Young athlete drinking chocolate milk after a practice.

Jun 26, 2020 / Sports Medicine

Stress Fractures in Young Female Athletes: How Nutrition Plays a Role

Many athletes with injuries seem to have overlapping nutritional concerns. In particular, gymnasts, dancers, soccer players, cross country runners and track & field athletes are being treated for stress fractures. For some, it’s a second or third stress fracture within a year. These reoccurring stress fractures often are a sign of under-fueling in the young athlete. This is when they are not consuming the optimal caloric intake for the energy they are burning with exercise and sport. 
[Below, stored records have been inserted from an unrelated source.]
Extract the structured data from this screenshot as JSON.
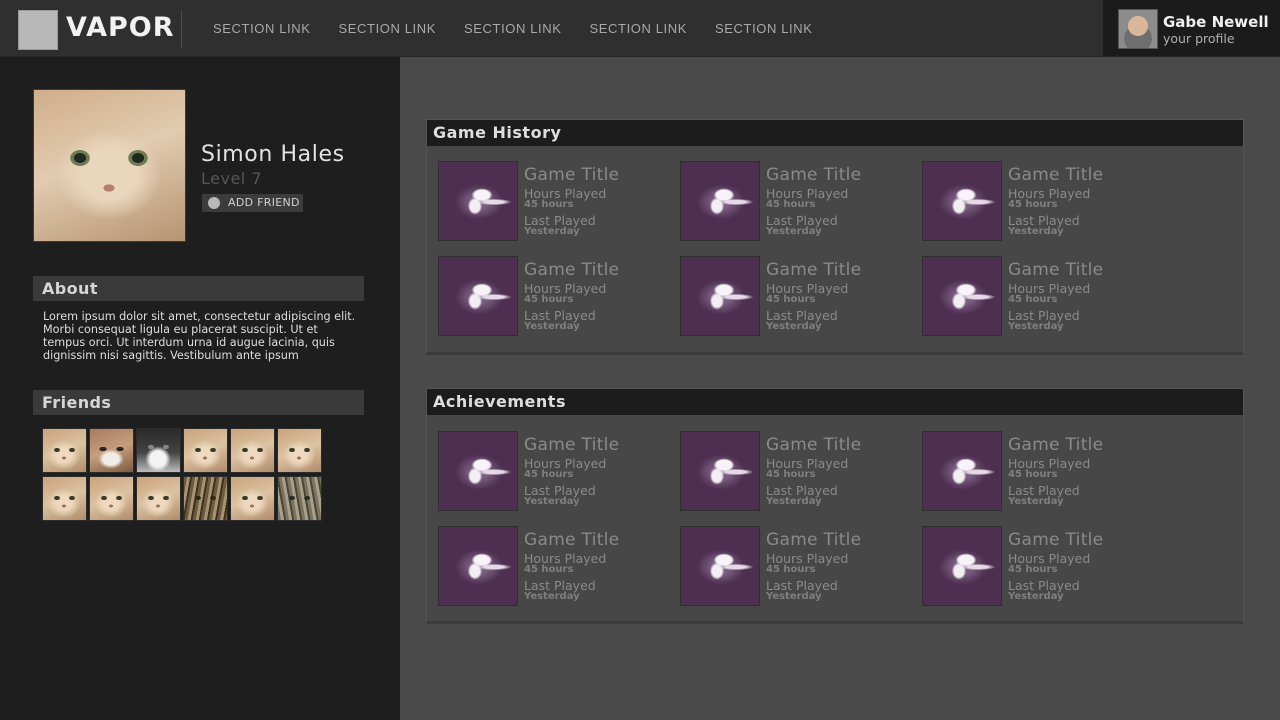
{
  "header": {
    "logo_text": "VAPOR",
    "nav": [
      "SECTION LINK",
      "SECTION LINK",
      "SECTION LINK",
      "SECTION LINK",
      "SECTION LINK"
    ],
    "user": {
      "name": "Gabe Newell",
      "subtitle": "your profile"
    }
  },
  "profile": {
    "name": "Simon Hales",
    "level": "Level 7",
    "add_friend_label": "ADD FRIEND"
  },
  "about": {
    "heading": "About",
    "text": "Lorem ipsum dolor sit amet, consectetur adipiscing elit. Morbi consequat ligula eu placerat suscipit. Ut et tempus orci. Ut interdum urna id augue lacinia, quis dignissim nisi sagittis. Vestibulum ante ipsum"
  },
  "friends": {
    "heading": "Friends",
    "avatars": [
      "cat-icon",
      "grumpy-cat-icon",
      "black-white-cat-icon",
      "cat-icon",
      "cat-icon",
      "cat-icon",
      "cat-icon",
      "cat-icon",
      "cat-icon",
      "tabby-cat-icon",
      "cat-icon",
      "tabby-cat-icon"
    ]
  },
  "game_history": {
    "heading": "Game History",
    "items": [
      {
        "title": "Game Title",
        "hours_label": "Hours Played",
        "hours": "45 hours",
        "last_label": "Last Played",
        "last": "Yesterday"
      },
      {
        "title": "Game Title",
        "hours_label": "Hours Played",
        "hours": "45 hours",
        "last_label": "Last Played",
        "last": "Yesterday"
      },
      {
        "title": "Game Title",
        "hours_label": "Hours Played",
        "hours": "45 hours",
        "last_label": "Last Played",
        "last": "Yesterday"
      },
      {
        "title": "Game Title",
        "hours_label": "Hours Played",
        "hours": "45 hours",
        "last_label": "Last Played",
        "last": "Yesterday"
      },
      {
        "title": "Game Title",
        "hours_label": "Hours Played",
        "hours": "45 hours",
        "last_label": "Last Played",
        "last": "Yesterday"
      },
      {
        "title": "Game Title",
        "hours_label": "Hours Played",
        "hours": "45 hours",
        "last_label": "Last Played",
        "last": "Yesterday"
      }
    ]
  },
  "achievements": {
    "heading": "Achievements",
    "items": [
      {
        "title": "Game Title",
        "hours_label": "Hours Played",
        "hours": "45 hours",
        "last_label": "Last Played",
        "last": "Yesterday"
      },
      {
        "title": "Game Title",
        "hours_label": "Hours Played",
        "hours": "45 hours",
        "last_label": "Last Played",
        "last": "Yesterday"
      },
      {
        "title": "Game Title",
        "hours_label": "Hours Played",
        "hours": "45 hours",
        "last_label": "Last Played",
        "last": "Yesterday"
      },
      {
        "title": "Game Title",
        "hours_label": "Hours Played",
        "hours": "45 hours",
        "last_label": "Last Played",
        "last": "Yesterday"
      },
      {
        "title": "Game Title",
        "hours_label": "Hours Played",
        "hours": "45 hours",
        "last_label": "Last Played",
        "last": "Yesterday"
      },
      {
        "title": "Game Title",
        "hours_label": "Hours Played",
        "hours": "45 hours",
        "last_label": "Last Played",
        "last": "Yesterday"
      }
    ]
  },
  "colors": {
    "topbar": "#2f2f2f",
    "sidebar": "#1e1e1e",
    "main_bg": "#4a4a4a",
    "panel_header": "#1c1c1c",
    "game_art": "#4e2f52"
  }
}
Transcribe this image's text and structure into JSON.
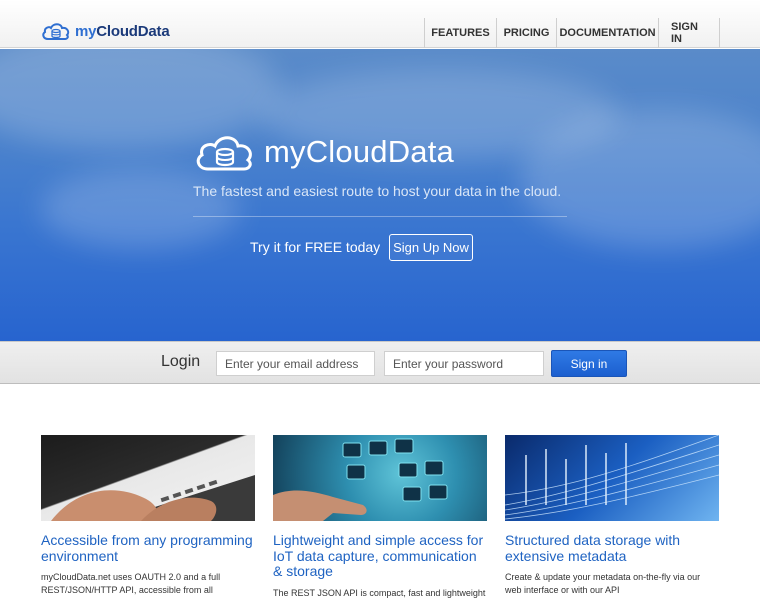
{
  "header": {
    "brand_prefix": "my",
    "brand_name": "CloudData",
    "nav": [
      {
        "label": "FEATURES"
      },
      {
        "label": "PRICING"
      },
      {
        "label": "DOCUMENTATION"
      },
      {
        "label": "SIGN IN"
      }
    ]
  },
  "hero": {
    "title": "myCloudData",
    "tagline": "The fastest and easiest route to host your data in the cloud.",
    "try_text": "Try it for FREE today",
    "signup_label": "Sign Up Now"
  },
  "login": {
    "label": "Login",
    "email_placeholder": "Enter your email address",
    "password_placeholder": "Enter your password",
    "signin_label": "Sign in"
  },
  "features": [
    {
      "title": "Accessible from any programming environment",
      "desc": "myCloudData.net uses OAUTH 2.0 and a full REST/JSON/HTTP API, accessible from all"
    },
    {
      "title": "Lightweight and simple access for IoT data capture, communication & storage",
      "desc": "The REST JSON API is compact, fast and lightweight"
    },
    {
      "title": "Structured data storage with extensive metadata",
      "desc": "Create & update your metadata on-the-fly via our web interface or with our API"
    }
  ],
  "colors": {
    "accent": "#1f63c2",
    "hero_top": "#5a8bc9",
    "hero_bottom": "#2764cf",
    "signin_button": "#2f7ae5"
  }
}
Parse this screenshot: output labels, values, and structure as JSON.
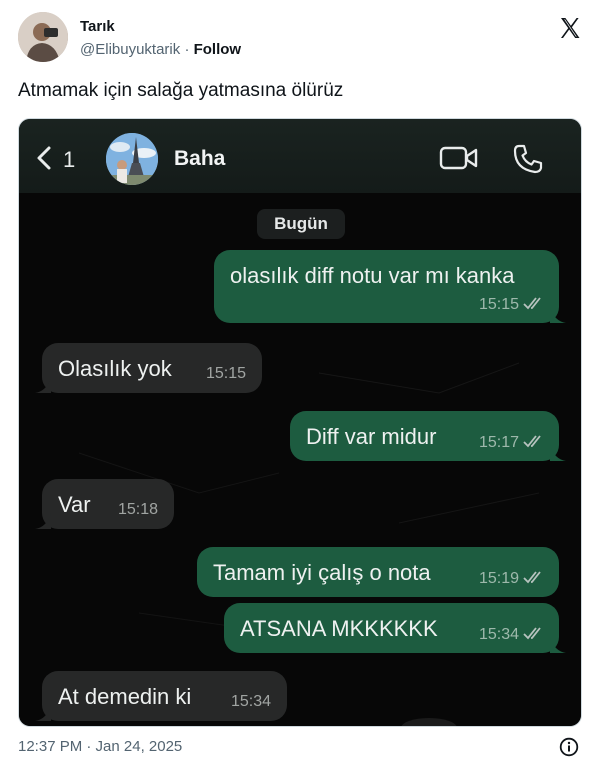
{
  "tweet": {
    "author_name": "Tarık",
    "handle": "@Elibuyuktarik",
    "separator": "·",
    "follow_label": "Follow",
    "text": "Atmamak için salağa yatmasına ölürüz",
    "timestamp": "12:37 PM · Jan 24, 2025"
  },
  "chat": {
    "back_count": "1",
    "contact_name": "Baha",
    "date_label": "Bugün",
    "messages": [
      {
        "direction": "out",
        "text": "olasılık diff notu var mı kanka",
        "time": "15:15"
      },
      {
        "direction": "in",
        "text": "Olasılık yok",
        "time": "15:15"
      },
      {
        "direction": "out",
        "text": "Diff var midur",
        "time": "15:17"
      },
      {
        "direction": "in",
        "text": "Var",
        "time": "15:18"
      },
      {
        "direction": "out",
        "text": "Tamam iyi çalış o nota",
        "time": "15:19"
      },
      {
        "direction": "out",
        "text": "ATSANA MKKKKKK",
        "time": "15:34"
      },
      {
        "direction": "in",
        "text": "At demedin ki",
        "time": "15:34"
      }
    ]
  },
  "colors": {
    "outgoing_bubble": "#1d5c40",
    "incoming_bubble": "#272828",
    "chat_background": "#070707"
  },
  "icons": [
    "x-logo-icon",
    "back-chevron-icon",
    "video-call-icon",
    "phone-call-icon",
    "double-check-icon",
    "info-icon"
  ]
}
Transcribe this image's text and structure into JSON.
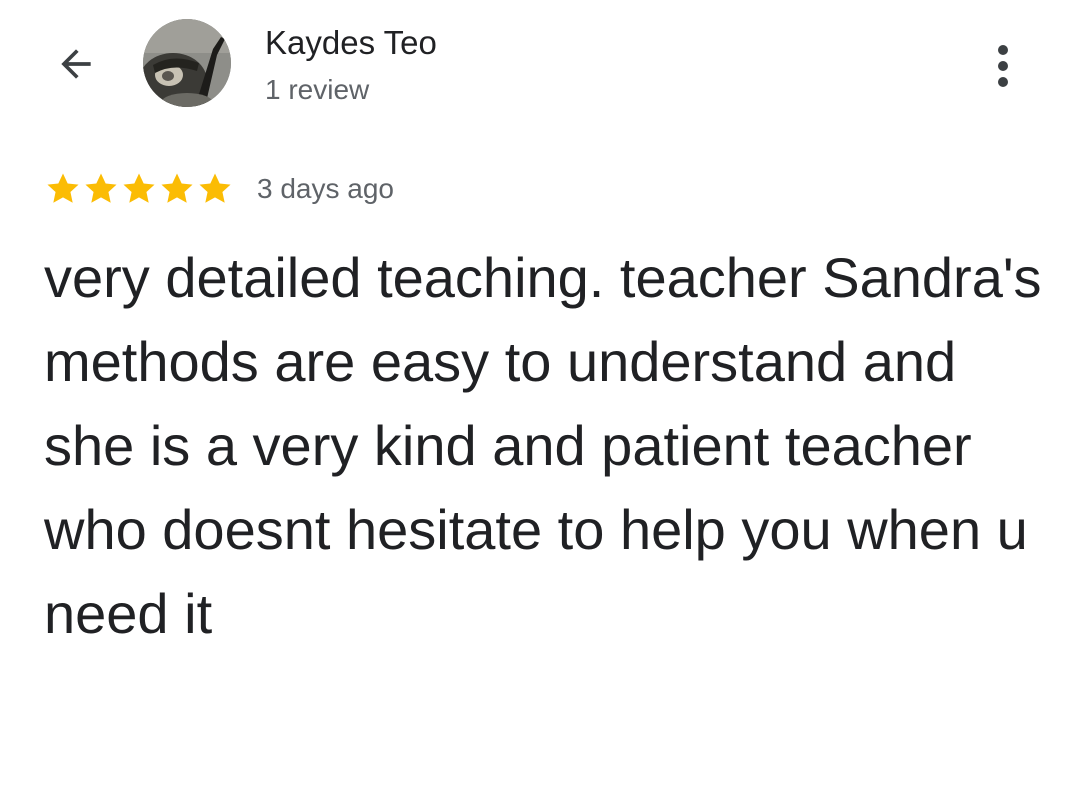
{
  "header": {
    "back_icon": "arrow-back-icon",
    "more_icon": "more-vert-icon",
    "author_name": "Kaydes Teo",
    "review_count": "1 review"
  },
  "review": {
    "rating": 5,
    "rating_max": 5,
    "star_color": "#FBBC04",
    "time_ago": "3 days ago",
    "text": "very detailed teaching. teacher Sandra's methods are easy to understand and she is a very kind and patient teacher who doesnt hesitate to help you when u need it"
  }
}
A handful of the female athletes also report that in the midst of their intense training and competition schedule, they have stopped having regular periods. This is concern for young females. Loss of the menstrual cycle is a sign that the athlete has an energy deficit where she expends more calories than she is eating and drinking. This can lead to hormonal, growth and development issues that can be long lasting and needs to be addressed as soon as possible.  Not only does this have general health implications, but it can set the athlete up for overuse related injuries, decreased performance and even time loss from sports.

Female Athlete Triad
Though they rarely occur together, these inter-related conditions: 1) low energy availability, 2) bone loss and 3) menstrual disturbances are called female athlete triad. Low energy availability, or not having enough calories to carry out the demands of the athlete's sport is the main cause of this. Here are common questions addressed in a nutrition consultation for a young athlete experiencing these and other medical conditions:
  • Are they skipping any meals?
  • Are they getting 3 out of the 5 food groups at each meal?
  • How much water/fluid are they drinking?
  • Are they getting adequate calcium and vitamin D for their age?
  • Are they getting enough protein for their weight, sport and age and are they spacing this protein out adequately throughout the day?
  • Do they appear to be getting adequate calories for their growth and sport needs?  
Customized Plan
Nutrition counseling is an important role in recovery and injury prevention, especially when athletes have had injuries that are linked to energy deficiencies. Young athletes should learn to fuel their bodies for sports and activities so that they are performing at their best and avoid preventable injuries.

Taylor Morrison, M.S., R.D., CSSD, L.D., meets with our patients and offers a customized plan including: 
  • Identifying fueling ways to increase calories or other nutrients needed.
  • Discussing pre- and post-exercise snack and meal planning.  
  • Planning ways to optimize fluid intake.
  • Providing education on specific topics based on the athlete’s needs and goals.